Smokey Robinson — seen here during the 2015 BET Awards — is generating plenty of buzz with his new album 'Gasms.' Photo: Michael Rowe/BET/Getty Images for BET

Motown legend Smokey Robinson’s latest album lands today, but we might have to wait until a little later in the evening before it starts trending on Spotify and other major streaming platforms.

The record, titled Gasms, sees the 83-year-old musician explore unchartered territory — both professionally and as an octogenarian entertainer — with a collection of steamy bedroom songs, including “Roll Around,” “I Wanna Know Your Body,” and “I Fit In There.”

Speaking with the Associated Press, Robinson admitted that it was likely his “most blatantly sexy collection.”

“My thoughts on it is that you can put it on and be with the person that you want to be with and just kick back and enjoy each other,” he tells AP. “It’s more of the idea of love.”

The album features songs written years ago, including “I Keep Calling You,” which was inspired by his early relationship with his wife, whom he married more than 20 years ago.

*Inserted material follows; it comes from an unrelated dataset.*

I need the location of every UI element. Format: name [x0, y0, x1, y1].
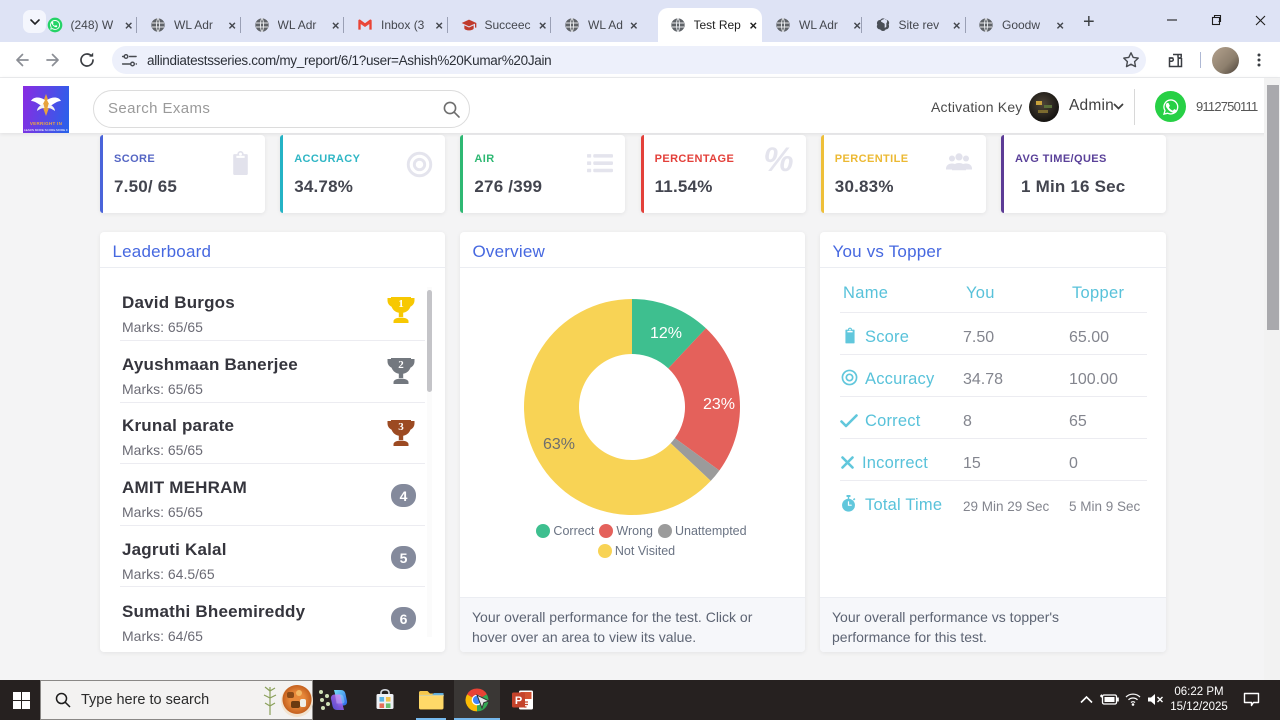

“When we first started started seeing each other, she wanted to keep it on the down-low. She didn’t want anybody to know because we were friends. And then all our friends were going to be talking about us,” Robinson explained.

The covert, yet intimate relationship is captured in the lyrics with mentions of “Private touches goin’ unseen.”

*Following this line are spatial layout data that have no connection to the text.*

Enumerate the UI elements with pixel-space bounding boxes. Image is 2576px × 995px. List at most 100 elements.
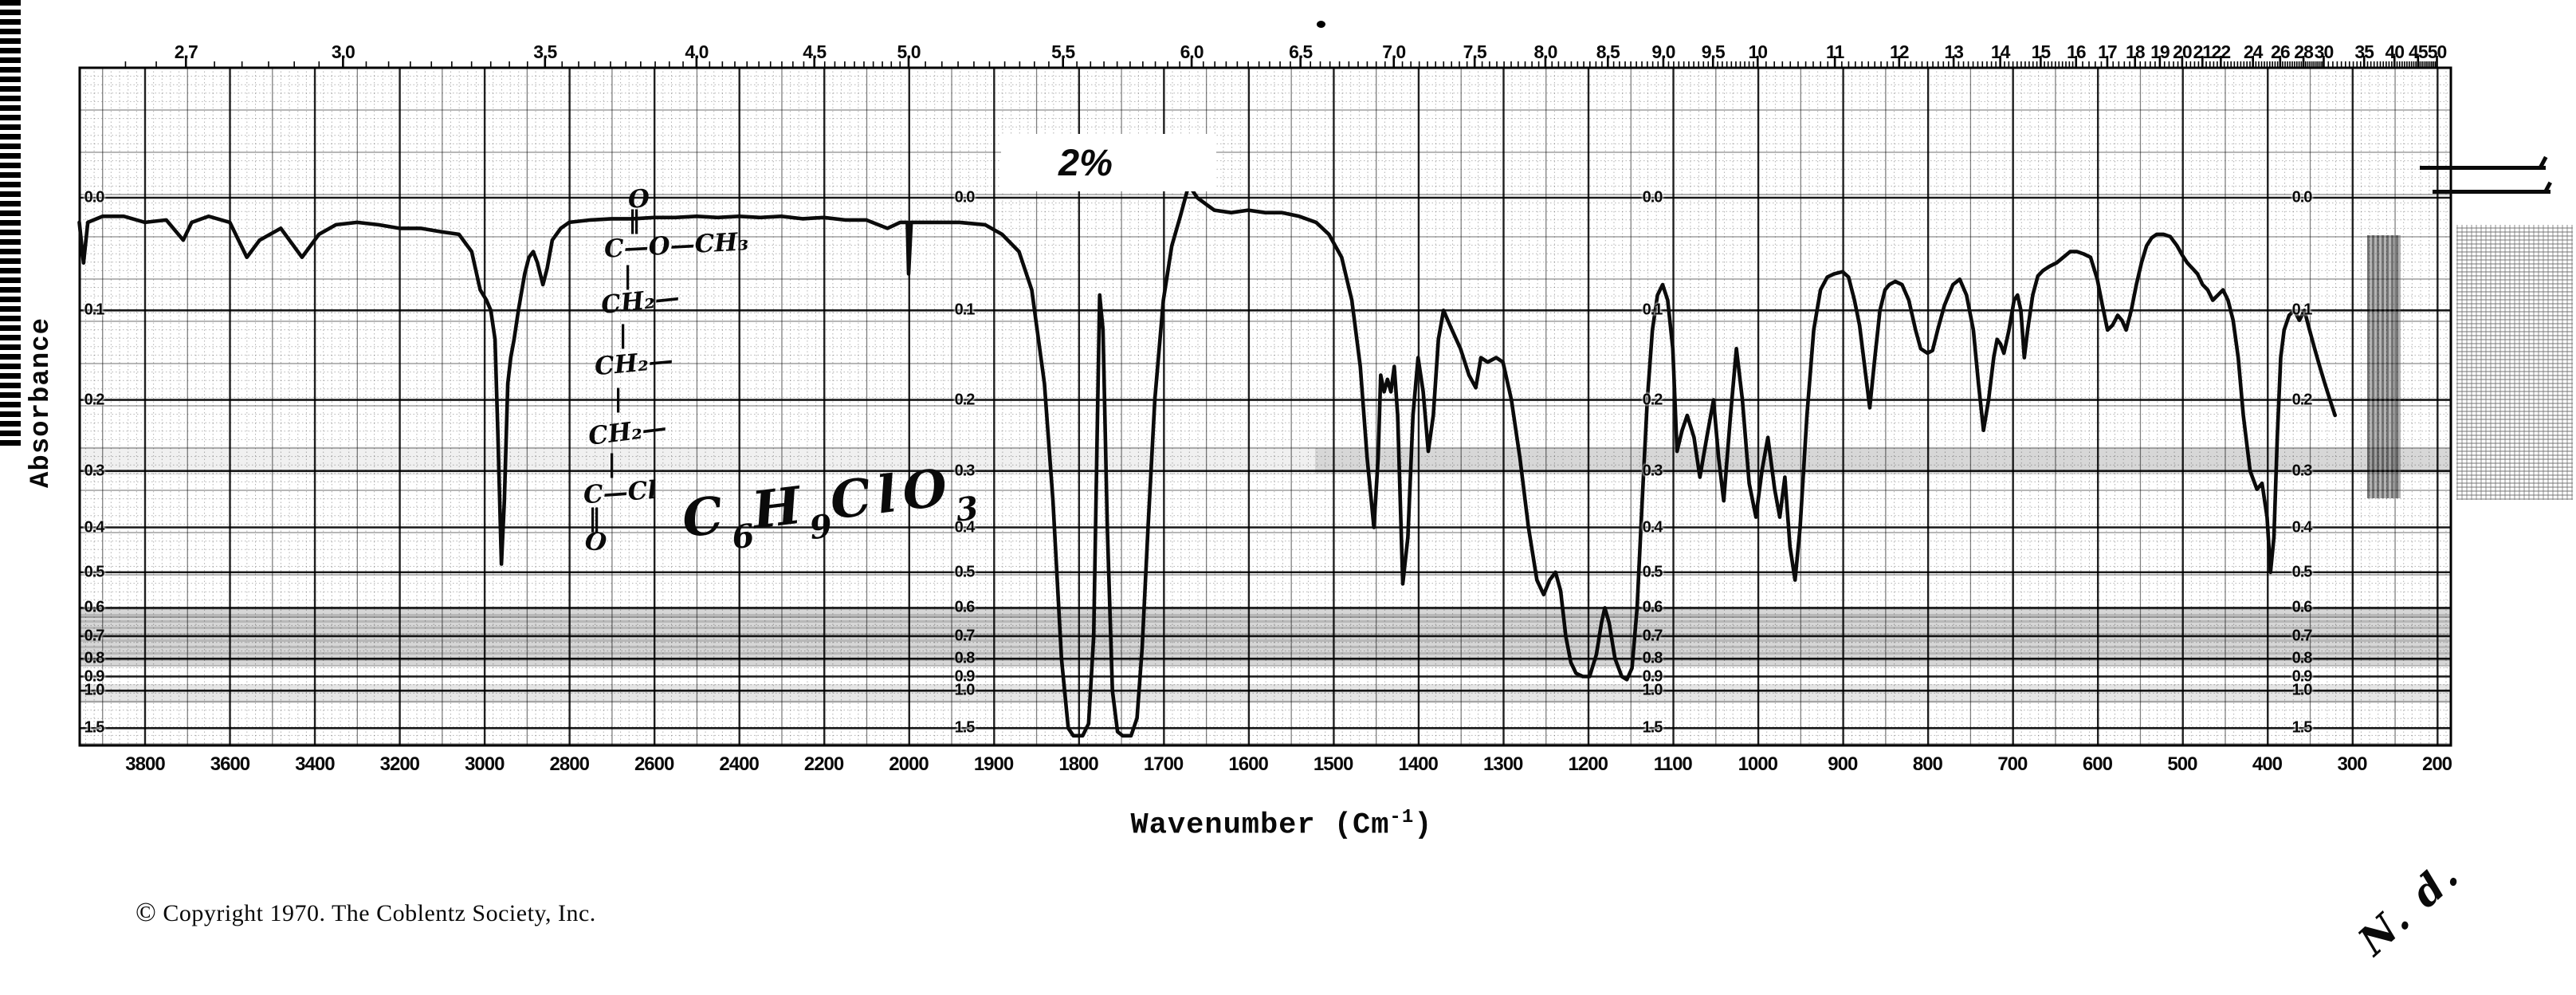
absorbance-tick-label: 0.8 — [2291, 649, 2313, 667]
bottom-axis-label: 200 — [2421, 753, 2452, 775]
absorbance-tick-label: 0.2 — [954, 391, 976, 409]
bottom-axis-label: 800 — [1912, 753, 1943, 775]
absorbance-tick-label: 0.9 — [84, 667, 105, 685]
structure-line: | — [618, 321, 628, 349]
top-axis-label: 6.5 — [1289, 41, 1313, 62]
ink-dot-artifact — [1317, 21, 1325, 28]
bottom-axis-label: 2600 — [634, 753, 674, 775]
absorbance-tick-label: 0.7 — [954, 627, 976, 645]
absorbance-tick-label: 0.6 — [84, 598, 105, 616]
top-axis-label: 19 — [2150, 41, 2170, 62]
absorbance-tick-label: 0.9 — [2291, 667, 2313, 685]
top-axis-label: 3.5 — [533, 41, 557, 62]
absorbance-tick-label: 0.6 — [954, 598, 976, 616]
absorbance-tick-label: 0.2 — [84, 391, 105, 409]
absorbance-tick-label: 1.0 — [2291, 681, 2313, 699]
absorbance-tick-label: 0.6 — [2291, 598, 2313, 616]
absorbance-tick-label: 0.4 — [2291, 518, 2313, 536]
absorbance-tick-label: 1.0 — [84, 681, 105, 699]
bottom-axis-label: 1800 — [1058, 753, 1098, 775]
bottom-axis-label: 1500 — [1313, 753, 1353, 775]
top-axis-label: 9.5 — [1701, 41, 1726, 62]
absorbance-tick-label: 0.0 — [1642, 188, 1663, 206]
absorbance-tick-label: 0.3 — [1642, 462, 1663, 480]
absorbance-tick-label: 0.1 — [84, 301, 105, 319]
top-axis-label: 35 — [2354, 41, 2374, 62]
bottom-axis-label: 900 — [1828, 753, 1858, 775]
absorbance-tick-label: 0.8 — [84, 649, 105, 667]
top-axis-label: 4.5 — [803, 41, 827, 62]
top-axis-label: 21 — [2193, 41, 2213, 62]
x-axis-title: Wavenumber (Cm-1) — [1131, 807, 1433, 842]
absorbance-tick-label: 1.5 — [84, 718, 105, 737]
bottom-axis-label: 1600 — [1228, 753, 1268, 775]
absorbance-tick-label: 0.7 — [84, 627, 105, 645]
pen-mark — [2420, 166, 2546, 170]
absorbance-tick-label: 0.1 — [954, 301, 976, 319]
absorbance-tick-label: 0.4 — [1642, 518, 1663, 536]
bottom-axis-label: 1900 — [973, 753, 1014, 775]
bottom-axis-label: 1100 — [1653, 753, 1693, 775]
absorbance-tick-label: 0.6 — [1642, 598, 1663, 616]
top-axis-label: 8.0 — [1533, 41, 1557, 62]
top-axis-label: 2.7 — [174, 41, 198, 62]
absorbance-tick-label: 0.7 — [2291, 627, 2313, 645]
absorbance-tick-label: 0.1 — [1642, 301, 1663, 319]
formula-element: C — [678, 484, 733, 550]
absorbance-tick-label: 1.5 — [1642, 718, 1663, 737]
bottom-axis-label: 3400 — [295, 753, 335, 775]
top-axis-label: 16 — [2066, 41, 2087, 62]
absorbance-tick-label: 0.3 — [84, 462, 105, 480]
bottom-axis-label: 2000 — [889, 753, 929, 775]
formula-subscript: 3 — [953, 489, 983, 529]
absorbance-tick-label: 0.5 — [2291, 563, 2313, 581]
top-axis-label: 8.5 — [1596, 41, 1620, 62]
x-axis-title-superscript: -1 — [1389, 807, 1415, 828]
bottom-axis-label: 600 — [2082, 753, 2113, 775]
bottom-axis-label: 1300 — [1482, 753, 1523, 775]
copyright-text: Copyright 1970. The Coblentz Society, In… — [163, 900, 596, 926]
bottom-axis-label: 2400 — [719, 753, 759, 775]
top-axis-label: 10 — [1748, 41, 1768, 62]
structure-line: O — [583, 526, 608, 558]
absorbance-tick-label: 0.1 — [2291, 301, 2313, 319]
pen-mark — [2433, 190, 2550, 194]
absorbance-tick-label: 1.5 — [954, 718, 976, 737]
top-axis-label: 13 — [1944, 41, 1964, 62]
absorbance-tick-label: 0.5 — [1642, 563, 1663, 581]
absorbance-tick-label: 0.0 — [2291, 188, 2313, 206]
copyright-line: © Copyright 1970. The Coblentz Society, … — [135, 898, 596, 928]
concentration-label: 2% — [1058, 141, 1113, 183]
bottom-axis-label: 1200 — [1568, 753, 1608, 775]
absorbance-tick-label: 0.3 — [954, 462, 976, 480]
structure-line: ‖ — [588, 504, 601, 533]
top-axis-label: 17 — [2098, 41, 2118, 62]
formula-element: Cl — [827, 463, 907, 532]
absorbance-tick-label: 0.0 — [954, 188, 976, 206]
top-axis-label: 5.5 — [1051, 41, 1075, 62]
absorbance-tick-label: 0.5 — [954, 563, 976, 581]
top-axis-label: 11 — [1825, 41, 1844, 62]
top-axis-label: 30 — [2314, 41, 2334, 62]
bottom-axis-label: 1700 — [1143, 753, 1184, 775]
top-axis-label: 40 — [2385, 41, 2405, 62]
absorbance-tick-label: 0.7 — [1642, 627, 1663, 645]
absorbance-tick-label: 0.5 — [84, 563, 105, 581]
top-axis-label: 24 — [2243, 41, 2264, 62]
top-axis-label: 5.0 — [897, 41, 921, 62]
top-axis-label: 3.0 — [331, 41, 355, 62]
top-axis-label: 7.5 — [1463, 41, 1487, 62]
structure-line: | — [623, 262, 633, 290]
top-axis-label: 45 — [2409, 41, 2429, 62]
absorbance-tick-label: 0.9 — [1642, 667, 1663, 685]
bottom-axis-label: 3800 — [125, 753, 165, 775]
absorbance-tick-label: 0.2 — [1642, 391, 1663, 409]
bottom-axis-label: 700 — [1997, 753, 2028, 775]
top-axis-label: 20 — [2173, 41, 2193, 62]
top-axis-label: 7.0 — [1382, 41, 1406, 62]
top-axis-label: 14 — [1990, 41, 2011, 62]
top-axis-label: 9.0 — [1651, 41, 1675, 62]
bottom-axis-label: 3000 — [465, 753, 505, 775]
absorbance-tick-label: 1.0 — [954, 681, 976, 699]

Meanwhile, newly penned songs on the record are far more frisky. They include the title track, in which he sings “You give me gasms” — “eyegasms and eargasms,” while the aforementioned song “I Fit in There,” leaves little to the imagination with the lyric, “If you’ve got an inner vacancy/Baby then make it a place for me.”

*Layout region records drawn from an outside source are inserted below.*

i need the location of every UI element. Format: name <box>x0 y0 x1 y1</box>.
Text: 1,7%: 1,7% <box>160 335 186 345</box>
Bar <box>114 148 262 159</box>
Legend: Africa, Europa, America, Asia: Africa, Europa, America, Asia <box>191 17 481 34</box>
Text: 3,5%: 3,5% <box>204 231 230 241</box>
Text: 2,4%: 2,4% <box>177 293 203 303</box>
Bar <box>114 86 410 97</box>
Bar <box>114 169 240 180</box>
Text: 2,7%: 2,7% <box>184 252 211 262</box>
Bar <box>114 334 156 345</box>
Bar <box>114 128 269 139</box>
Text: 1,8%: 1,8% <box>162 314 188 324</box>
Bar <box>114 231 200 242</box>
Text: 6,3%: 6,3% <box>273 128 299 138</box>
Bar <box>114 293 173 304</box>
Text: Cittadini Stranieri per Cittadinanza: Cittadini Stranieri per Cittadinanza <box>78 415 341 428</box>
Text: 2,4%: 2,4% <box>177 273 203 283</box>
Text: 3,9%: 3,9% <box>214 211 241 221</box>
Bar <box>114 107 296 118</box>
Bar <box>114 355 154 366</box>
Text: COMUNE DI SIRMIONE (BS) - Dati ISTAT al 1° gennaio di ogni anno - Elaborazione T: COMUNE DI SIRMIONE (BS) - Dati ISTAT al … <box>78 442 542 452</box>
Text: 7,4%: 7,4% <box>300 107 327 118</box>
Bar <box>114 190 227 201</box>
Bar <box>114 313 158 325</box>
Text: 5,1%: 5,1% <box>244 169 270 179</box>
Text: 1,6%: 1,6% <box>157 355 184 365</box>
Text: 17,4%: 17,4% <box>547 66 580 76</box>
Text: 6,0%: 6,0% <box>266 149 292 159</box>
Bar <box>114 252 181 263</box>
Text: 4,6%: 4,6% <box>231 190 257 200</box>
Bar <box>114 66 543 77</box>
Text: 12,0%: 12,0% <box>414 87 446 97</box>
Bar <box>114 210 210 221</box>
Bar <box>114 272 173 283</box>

Producer, engineer and mixer J.J. Blair, who has worked with a variety of artists, including June Carter Cash, Rod Stewart and P. Diddy and mixed half of Gasms, says much care went into the album.

“I’d make a mix for him and he’d drive around listening to it for two weeks, and he’d call me up and want to come to change two words,” Blair tells AP. “It’s just so encouraging to see somebody of that stature and in that pantheon of greats really care still.”

Blair also says fans can expect the same Robinson who delivered classics like “My Girl,” “The Tracks of My Tears” and “I Second That Emotion,” aside from the general steaminess of his new offering, of course.

“I think we’re just not used to octogenarians throwing that at us, but Nicki Minaj can come out and say whatever she’s going to say — we don’t think twice about it? I don’t know,” he says of an ageist double standard that exists not only in music, but also regarding discussions around sex in general.

Meanwhile, Robinson says this of the bedroom anthems:

“I consider all the songs to be food for thought. You can take them wherever you want to take them,” he says. “Whatever your thought pattern is for any of those titles that’s really what I want them to be. I want them to be food for thought.”

Something tells us most thought patterns are going straight to the whip cream and strawberries.